Healthcare Regional Marketing enjoyed strong results in 2014, seeing 27% growth in revenues. But what was particularly encouraging to senior management was that “half the growth was doing more business with our current manufacturers,” says Scott Weintraub, chief marketing officer and a cofounder of the agency, which has offices in Cincinnati and Lambertville, NJ.

Brand teams who work with HRM tend to tell other brand teams about the agency’s method and results, Weintraub says. That kind of positive word of mouth can be invaluable in getting new business. 

The gospel HRM brand managers preach is one of regional marketing. It’s a technique the agency founders developed while working for six years at Pfizer and brought with them when setting up their own shop seven years ago.

“For a third to half of our clients, we start off with an analysis project where we can look at what’s driving performance in each and every sales territory,” Weintraub explains. Then the agency groups similar territories together, clustering them for marketing plans tailored to their needs.
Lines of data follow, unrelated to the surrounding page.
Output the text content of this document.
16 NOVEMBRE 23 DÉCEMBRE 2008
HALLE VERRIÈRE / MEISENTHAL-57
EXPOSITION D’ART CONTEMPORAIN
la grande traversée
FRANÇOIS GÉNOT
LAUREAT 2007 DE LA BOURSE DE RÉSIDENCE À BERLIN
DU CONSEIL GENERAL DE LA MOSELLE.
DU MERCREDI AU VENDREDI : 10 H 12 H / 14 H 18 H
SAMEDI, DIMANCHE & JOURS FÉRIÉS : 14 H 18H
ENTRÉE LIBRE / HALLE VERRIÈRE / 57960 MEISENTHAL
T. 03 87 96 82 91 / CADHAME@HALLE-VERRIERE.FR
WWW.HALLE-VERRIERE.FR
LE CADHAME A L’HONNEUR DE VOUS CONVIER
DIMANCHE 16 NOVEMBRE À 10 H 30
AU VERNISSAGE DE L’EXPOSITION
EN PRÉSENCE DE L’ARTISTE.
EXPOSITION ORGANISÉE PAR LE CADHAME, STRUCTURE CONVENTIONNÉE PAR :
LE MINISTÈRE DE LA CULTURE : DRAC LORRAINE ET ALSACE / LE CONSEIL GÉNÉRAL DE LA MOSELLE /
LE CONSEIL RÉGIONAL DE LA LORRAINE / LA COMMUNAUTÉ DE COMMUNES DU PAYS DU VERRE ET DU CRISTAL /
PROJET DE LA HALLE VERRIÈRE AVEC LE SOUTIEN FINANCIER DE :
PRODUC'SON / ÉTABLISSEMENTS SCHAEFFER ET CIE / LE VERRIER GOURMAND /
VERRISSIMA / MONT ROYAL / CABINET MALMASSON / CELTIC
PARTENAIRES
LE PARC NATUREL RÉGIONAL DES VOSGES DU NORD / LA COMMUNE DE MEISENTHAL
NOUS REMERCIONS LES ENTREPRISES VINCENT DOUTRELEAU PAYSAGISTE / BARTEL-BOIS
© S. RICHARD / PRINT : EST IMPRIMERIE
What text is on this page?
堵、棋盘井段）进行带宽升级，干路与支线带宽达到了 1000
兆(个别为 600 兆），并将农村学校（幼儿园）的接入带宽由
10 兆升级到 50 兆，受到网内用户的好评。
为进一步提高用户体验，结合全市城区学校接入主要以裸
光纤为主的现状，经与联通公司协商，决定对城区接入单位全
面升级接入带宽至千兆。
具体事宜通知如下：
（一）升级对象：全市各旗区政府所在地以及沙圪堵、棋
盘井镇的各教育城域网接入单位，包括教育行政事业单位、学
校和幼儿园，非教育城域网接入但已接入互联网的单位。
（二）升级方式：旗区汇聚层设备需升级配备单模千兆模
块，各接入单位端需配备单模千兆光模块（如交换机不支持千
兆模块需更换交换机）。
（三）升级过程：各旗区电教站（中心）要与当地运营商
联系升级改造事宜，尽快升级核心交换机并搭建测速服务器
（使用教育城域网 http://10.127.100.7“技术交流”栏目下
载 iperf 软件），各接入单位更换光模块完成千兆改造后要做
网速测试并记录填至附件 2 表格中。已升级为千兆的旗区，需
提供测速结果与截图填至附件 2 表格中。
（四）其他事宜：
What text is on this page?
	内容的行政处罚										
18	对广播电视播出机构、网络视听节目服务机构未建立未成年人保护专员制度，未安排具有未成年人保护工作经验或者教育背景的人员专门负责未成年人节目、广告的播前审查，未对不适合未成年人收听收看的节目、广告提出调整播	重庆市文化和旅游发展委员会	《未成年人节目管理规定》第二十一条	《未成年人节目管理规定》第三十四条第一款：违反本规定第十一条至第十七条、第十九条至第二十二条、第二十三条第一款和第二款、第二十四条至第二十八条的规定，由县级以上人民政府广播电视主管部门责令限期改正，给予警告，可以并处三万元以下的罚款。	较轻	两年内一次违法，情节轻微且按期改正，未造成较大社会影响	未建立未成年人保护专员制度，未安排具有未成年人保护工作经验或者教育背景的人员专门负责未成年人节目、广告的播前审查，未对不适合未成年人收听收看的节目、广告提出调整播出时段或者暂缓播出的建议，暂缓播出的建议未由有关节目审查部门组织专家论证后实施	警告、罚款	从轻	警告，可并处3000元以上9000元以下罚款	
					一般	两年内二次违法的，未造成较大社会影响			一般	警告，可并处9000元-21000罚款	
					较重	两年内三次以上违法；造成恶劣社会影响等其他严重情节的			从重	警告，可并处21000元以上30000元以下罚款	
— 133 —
“One-size-fits-all marketing is not the most effective way to go,” he continues. “It’s efficient but we can be more effective. We produce much better ROI than a national program.” Clients seem to agree. The agency is in its seventh year working with Pfizer and has expanded its brand work with Essilor USA and Janssen Biotech. 

Weintraub admits that the agency occasionally runs into resistance. “Our biggest challenge is everyone conceptually agrees that doing a marketing plan that’s more focused to market needs is likely more effective,” but they also see it as a lot more work, he says. “Their perception is if you do three marketing plans, it could mean three times the work”—something already thinly stretched pharma teams don’t want to take on.

On the work front, digital projects now comprise about 50% of the company’s portfolio—a figure that surprises Weintraub, who says he expected it to reach 75% by now. Client reluctance is holding back digital use in some instances.

HRM staffing rose from 35 to 40 employees in 2014. Lisa Klein joined the agency as VP, market intelligence. Internally, Doug Zinc, who had been a VP, was promoted last year to SVP and put in charge of daily operations. 

The remaining months of 2015 should be inter­esting ones at HRM, with the agency finalizing plans to debut two new product offerings. In July, it will introduce its regional opportunity identifier, which will cost half the price of the company’s more robust existing regional analysis program. The new ROI will look at 100 variables in given markets instead of the 300 used in the existing analysis.

A second new product, planned for a July 1 rollout, is a regional content centralization app for iPads. “It’s basically putting all the regional content that a marketing and sales team would have in one central place so that it’s much easier to leverage with customers,” he says.

Weintraub also has a book set for release in July, Result: The Future of Pharmaceutical Marketing. It examines what he views as key trends in pharma marketing, regional marketing and digital marketing.